Some focus on generating content that can be served to waste crawler time: crates.io/crates/iocaine/2.1.0

Some focus on generating linked pages: https://hackaday.com/2025/01/23/trap-naughty-web-crawlers-in...

Some of them play the long game and try to poison models' data: https://codeberg.org/konterfai/konterfai

There are lots more as well; those are just a few of the ones that recently made the rounds.

I suspect that combining approaches will be a tractable way to waste time:

- Anubis-esque systems to defeat or delay easily-deterred or cut-rate crawlers,

- CloudFlare or similar for more invasive-to-real-humans crawler deterrence (perhaps only served to a fraction of traffic or traffic that crosses a suspicion threshold?),

- Junk content rings like Nepenthes as honeypots or "A/B tests" for whether a particular traffic type is an AI or not (if it keeps following nonsense-content links endlessly, it's not a human; if it gives up pretty quickly, it might be--this costs/pisses off users but can be used as a test to better train traffic-analysis rules that trigger the other approaches on this list in response to detected likely-crawler traffic).
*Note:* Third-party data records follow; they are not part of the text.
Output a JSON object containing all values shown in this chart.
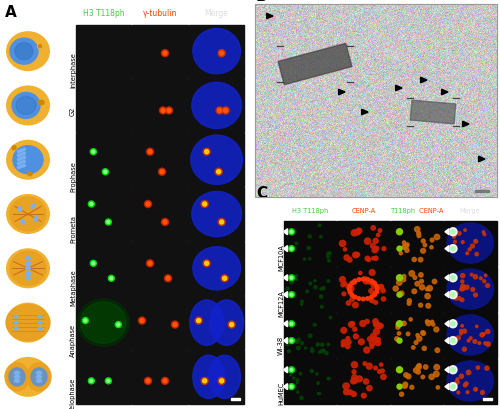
{
  "figure_width": 5.0,
  "figure_height": 4.1,
  "dpi": 100,
  "background_color": "#ffffff",
  "panel_A": {
    "label": "A",
    "col_headers": [
      "H3 T118ph",
      "γ-tubulin",
      "Merge"
    ],
    "col_header_colors": [
      "#44cc44",
      "#ff4400",
      "#dddddd"
    ],
    "row_labels": [
      "Interphase",
      "G2",
      "Prophase",
      "Prometa",
      "Metaphase",
      "Anaphase",
      "Telophase"
    ]
  },
  "panel_B": {
    "label": "B",
    "bg_color": "#cccccc"
  },
  "panel_C": {
    "label": "C",
    "col_headers": [
      "H3 T118ph",
      "CENP-A",
      "T118ph CENP-A",
      "Merge"
    ],
    "col_header_colors": [
      "#44cc44",
      "#ff4400",
      "#44cc44",
      "#dddddd"
    ],
    "col_header_colors2": [
      null,
      null,
      "#ff4400",
      null
    ],
    "row_labels": [
      "MCF10A",
      "MCF12A",
      "WI-38",
      "HuMEC"
    ]
  }
}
- Model poisoners out of sheer pettiness, if it brings you joy.

I also wonder if serving taboo traffic (e.g. legal but beyond-the-pale for most commercial applications porn/erotica) would deter some AI crawlers. There might be front-side content filters that either blacklist or de-prioritize sites whose main content appears (to the crawler) to be at some intersection of inappropriate, prohibited, and not widely-enough related to model output as to be in demand.